WASHINGTON - Reducing by one drink the alcohol it takes to
become legally drunk doesn't conclusively reduce the number or
severity of alcohol-related crashes, a new government study concludes.

The finding challenges statements by President Clinton last year in
advocating 0.08 percent blood-alcohol content as a nationwide standard
for legal drunkenness rather than the 0.1 percent limit in effect in
two-thirds of the states.

The General Accounting Office, an investigative arm of Congress, said
in a report Wednesday that such claims cannot be supported. Research
to date has used flawed methodology or ignored other factors that
could contribute to a lower fatality count, the congressional auditors
said.

"A .08 BAC (blood-alcohol content) law can be an important component
of a state's overall highway safety program, but a .08 BAC law alone
is not a `silver bullet,'" the GAO wrote. "Highway safety research
shows that the best countermeasure against drunken driving is a
combination of laws, sustained public education and vigorous
enforcement."

Data from the Pennsylvania Liquor Control Board indicate that the
lower standard for many people translates into having one less drink
before reaching legal drunkenness. It defined a drink as 1.25 ounces
of 80-proof liquor, 12 ounces of beer or 5 ounces of table wine.

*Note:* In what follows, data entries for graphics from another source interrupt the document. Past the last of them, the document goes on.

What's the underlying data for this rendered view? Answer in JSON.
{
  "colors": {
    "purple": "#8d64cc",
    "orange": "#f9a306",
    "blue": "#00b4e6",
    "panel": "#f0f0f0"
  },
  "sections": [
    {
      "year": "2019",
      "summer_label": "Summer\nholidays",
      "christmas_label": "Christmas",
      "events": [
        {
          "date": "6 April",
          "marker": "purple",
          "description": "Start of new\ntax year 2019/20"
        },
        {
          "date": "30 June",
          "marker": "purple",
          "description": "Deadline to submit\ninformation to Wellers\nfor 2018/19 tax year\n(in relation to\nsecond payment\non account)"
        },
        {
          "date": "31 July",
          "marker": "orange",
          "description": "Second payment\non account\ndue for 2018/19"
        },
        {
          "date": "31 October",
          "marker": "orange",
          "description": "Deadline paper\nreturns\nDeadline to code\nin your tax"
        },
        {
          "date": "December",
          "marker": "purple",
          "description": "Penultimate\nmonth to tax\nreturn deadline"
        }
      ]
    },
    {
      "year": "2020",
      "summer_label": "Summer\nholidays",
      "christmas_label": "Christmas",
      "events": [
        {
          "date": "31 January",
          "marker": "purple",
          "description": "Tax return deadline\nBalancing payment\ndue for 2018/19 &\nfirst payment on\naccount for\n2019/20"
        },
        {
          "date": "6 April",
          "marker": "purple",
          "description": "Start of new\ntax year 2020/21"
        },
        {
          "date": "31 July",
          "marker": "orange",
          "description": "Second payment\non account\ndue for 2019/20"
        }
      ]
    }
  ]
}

Dr. Marcelline Burns of the independent Southern California Research
Institute says several factors beyond the number of drinks determine
blood-alcohol content: a person's size, sex, body, the time over which
drinks were consumed and how much food was taken with them.

"There is no easy answer," Burns warned. If people are worried about
hitting the blood alcohol limits, "they need to eat and to pace their
drinks."

In a rebuttal to the report, the Transportation Department said a
series of studies "provided positive, if not conclusive, results and
formed a reasonable basis for supporting .08 BAC laws."

The department also said it has consistently supported a broad
approach to combating drunken driving, including public education and
stricter law enforcement in addition to a lower blood-alcohol limit.